Quando si parla dei poveri nel Vangelo, qualcuno esce sempre con la solita domanda: chi sono i poveri? Questo Vangelo fa un po’ da cartina al tornasole: i poveri sono quelli che si rallegrano per la venuta gloriosa del Signore e che gioiscono al pensare che questo mondo con tutte le sue storture – finalmente crollerà per lasciare posto ad un mondo nuovo, a quel cielo nuovo e a quella terra nuova a lungo desiderati.
Sì i poveri si rallegrano, e i ricchi, al contrario (e noi siamo ricchi) almeno un poco si spaventano, provano paura.
Mi metto, per un istante, nei panni di quei cristiani del primo secolo che avevano conosciuto, fin dagli inizi, la persecuzione.
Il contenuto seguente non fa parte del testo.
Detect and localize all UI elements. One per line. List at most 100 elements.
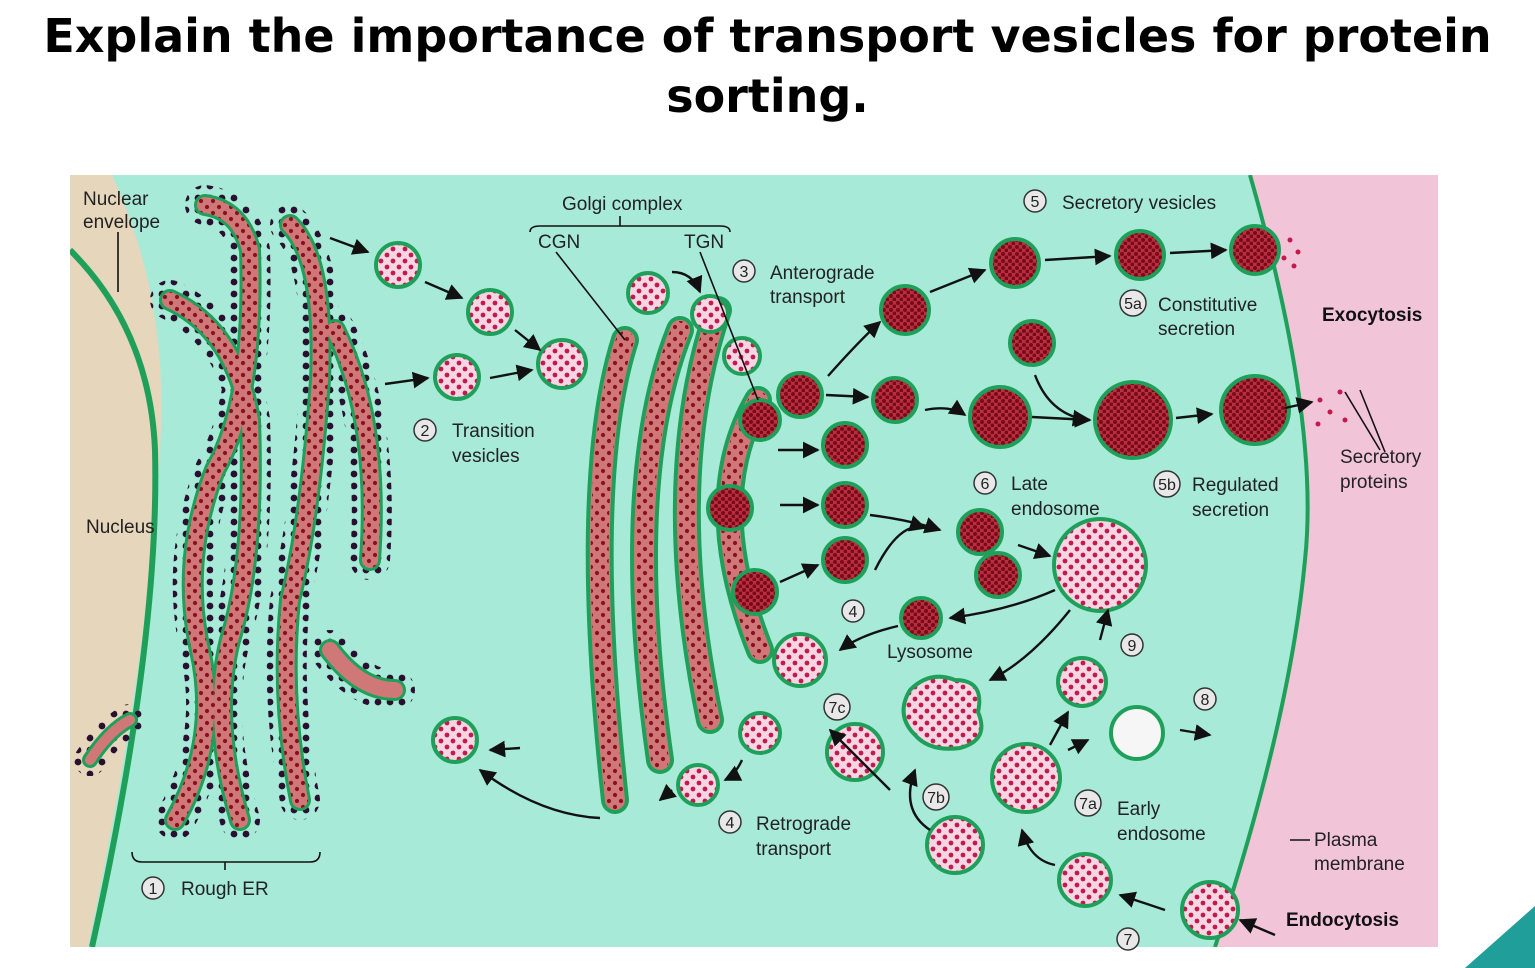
plasma-membrane <box>1213 175 1310 947</box>
vesicle <box>731 568 779 616</box>
step-number-9: 9 <box>1128 638 1137 655</box>
label-anterograde: Anterograde <box>770 263 875 284</box>
label-early-endosome: Early <box>1117 799 1161 820</box>
label-rough-er: Rough ER <box>181 879 269 900</box>
label-exocytosis: Exocytosis <box>1322 305 1422 326</box>
cytoplasm <box>70 175 1438 947</box>
step-badge <box>922 783 950 811</box>
step-badge <box>413 418 437 442</box>
step-number-7b: 7b <box>927 790 945 807</box>
step-number-3: 3 <box>740 264 749 281</box>
step-number-1: 1 <box>149 881 158 898</box>
nuclear-envelope <box>70 247 159 947</box>
label-early-endosome-2: endosome <box>1117 824 1206 845</box>
step-badges <box>141 189 1217 951</box>
vesicle <box>968 385 1032 449</box>
rough-er <box>74 185 415 840</box>
vesicle <box>676 763 720 807</box>
vesicle <box>374 241 422 289</box>
vesicle <box>899 596 943 640</box>
step-badge <box>1116 927 1140 951</box>
label-retrograde: Retrograde <box>756 814 851 835</box>
label-nucleus: Nucleus <box>86 517 155 538</box>
step-number-4a: 4 <box>849 604 858 621</box>
vesicle <box>1056 656 1108 708</box>
transport-arrows <box>329 236 1314 937</box>
step-badge <box>973 471 997 495</box>
vesicle <box>989 237 1041 289</box>
label-constitutive-2: secretion <box>1158 319 1235 340</box>
vesicle <box>722 336 762 376</box>
vesicle <box>1093 380 1173 460</box>
vesicle <box>821 481 869 529</box>
label-secretory-vesicles: Secretory vesicles <box>1062 193 1216 214</box>
diagram-labels: Nuclear envelope Nucleus Rough ER Golgi … <box>83 189 1422 931</box>
empty-vesicle <box>1109 705 1165 761</box>
vesicle <box>626 271 670 315</box>
vesicle <box>706 484 754 532</box>
extracellular-space <box>1215 175 1438 947</box>
label-tgn: TGN <box>684 232 724 253</box>
label-regulated-2: secretion <box>1192 500 1269 521</box>
step-badge <box>1153 470 1181 498</box>
step-badge <box>1119 289 1147 317</box>
label-lysosome: Lysosome <box>887 642 973 663</box>
vesicle <box>821 536 869 584</box>
step-number-7a: 7a <box>1079 796 1097 813</box>
label-plasma-membrane: Plasma <box>1314 830 1378 851</box>
step-badge <box>718 810 742 834</box>
slide-title: Explain the importance of transport vesi… <box>43 9 1492 123</box>
late-endosome-part <box>974 551 1022 599</box>
step-badge <box>141 876 165 900</box>
vesicle <box>871 376 919 424</box>
vesicle <box>690 294 730 334</box>
vesicle <box>433 353 481 401</box>
corner-accent-shape <box>1465 906 1535 968</box>
leader-lines <box>117 216 1386 870</box>
label-golgi-complex: Golgi complex <box>562 194 683 215</box>
step-badge <box>1023 189 1047 213</box>
golgi-complex <box>585 296 774 814</box>
label-anterograde-2: transport <box>770 287 846 308</box>
step-badge <box>841 599 865 623</box>
label-secretory-proteins: Secretory <box>1340 447 1422 468</box>
vesicle <box>879 284 931 336</box>
label-cgn: CGN <box>538 232 580 253</box>
step-number-5b: 5b <box>1158 477 1176 494</box>
constitutive-exocytosis-vesicle <box>1229 224 1281 276</box>
vesicle <box>776 371 824 419</box>
step-number-8: 8 <box>1201 692 1210 709</box>
vesicle <box>925 815 985 875</box>
vesicle <box>772 632 828 688</box>
endocytic-vesicle <box>1180 880 1240 940</box>
label-secretory-proteins-2: proteins <box>1340 472 1408 493</box>
step-badge <box>732 259 756 283</box>
regulated-exocytosis-vesicle <box>1219 374 1291 446</box>
late-endosome <box>1052 517 1148 613</box>
label-late-endosome-2: endosome <box>1011 499 1100 520</box>
step-number-4b: 4 <box>726 815 735 832</box>
label-nuclear-envelope-2: envelope <box>83 212 160 233</box>
vesicle <box>466 288 514 336</box>
lysosome <box>901 674 984 751</box>
vesicle <box>825 722 885 782</box>
label-regulated: Regulated <box>1192 475 1279 496</box>
vesicle <box>431 716 479 764</box>
step-number-6: 6 <box>981 476 990 493</box>
label-plasma-membrane-2: membrane <box>1314 854 1405 875</box>
step-number-5a: 5a <box>1124 296 1142 313</box>
early-endosome <box>990 742 1062 814</box>
late-endosome-part <box>956 508 1004 556</box>
vesicle <box>1114 229 1166 281</box>
step-number-2: 2 <box>421 423 430 440</box>
label-retrograde-2: transport <box>756 839 832 860</box>
label-transition: Transition <box>452 421 535 442</box>
step-badge <box>823 693 851 721</box>
step-badge <box>1193 687 1217 711</box>
vesicle <box>1008 319 1056 367</box>
step-badge <box>1120 633 1144 657</box>
step-numbers: 1 2 3 4 4 5 5a 5b 6 7 7a 7b 7c 8 9 <box>149 194 1210 949</box>
step-number-5: 5 <box>1031 194 1040 211</box>
step-number-7c: 7c <box>829 700 846 717</box>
Raggiunti, nel profondo della loro prova, da queste parole di Gesù, si sentivano sollevati e trovavano la forza per levare il capo e guardare avanti a loro con speranza …
Mi metto, per un istante, nei panni di quei cristiani di oggi che si sono fatti poveri per difendere i poveri, per annunciare e condividere il vangelo con loro, per vivere con loro e tra loro da fratelli. Di fronte a queste parole il loro cuore non può che sussultare di gioia …
Nel Vangelo di oggi non c’è traccia della parola «castigo» o «giudizio», e allora perché, quando lo si legge insieme, qualcuno va a finire – senza volerlo – proprio lì? Se noi fossimo veramente in una di quelle categorie che Gesù chiama «beate» dovremmo provare più gioia che smarrimento …
Abituati a vivere un cristianesimo, almeno ufficialmente, di «maggioranza», a lasciarci trasportare dalla corrente della tradizione, proviamo tutti una fatica tremenda a remare contro, a puntellarci su certe scelte in nome delle nostre convinzioni, del vangelo, della nostra fede. Questo brano di speranza ci richiama brutalmente alla realtà: questa speranza non è per chi è disposto a dare al Cristo i ritagli della propria esistenza, ma per chi lo mette al centro dei propri pensieri e dei propri progetti.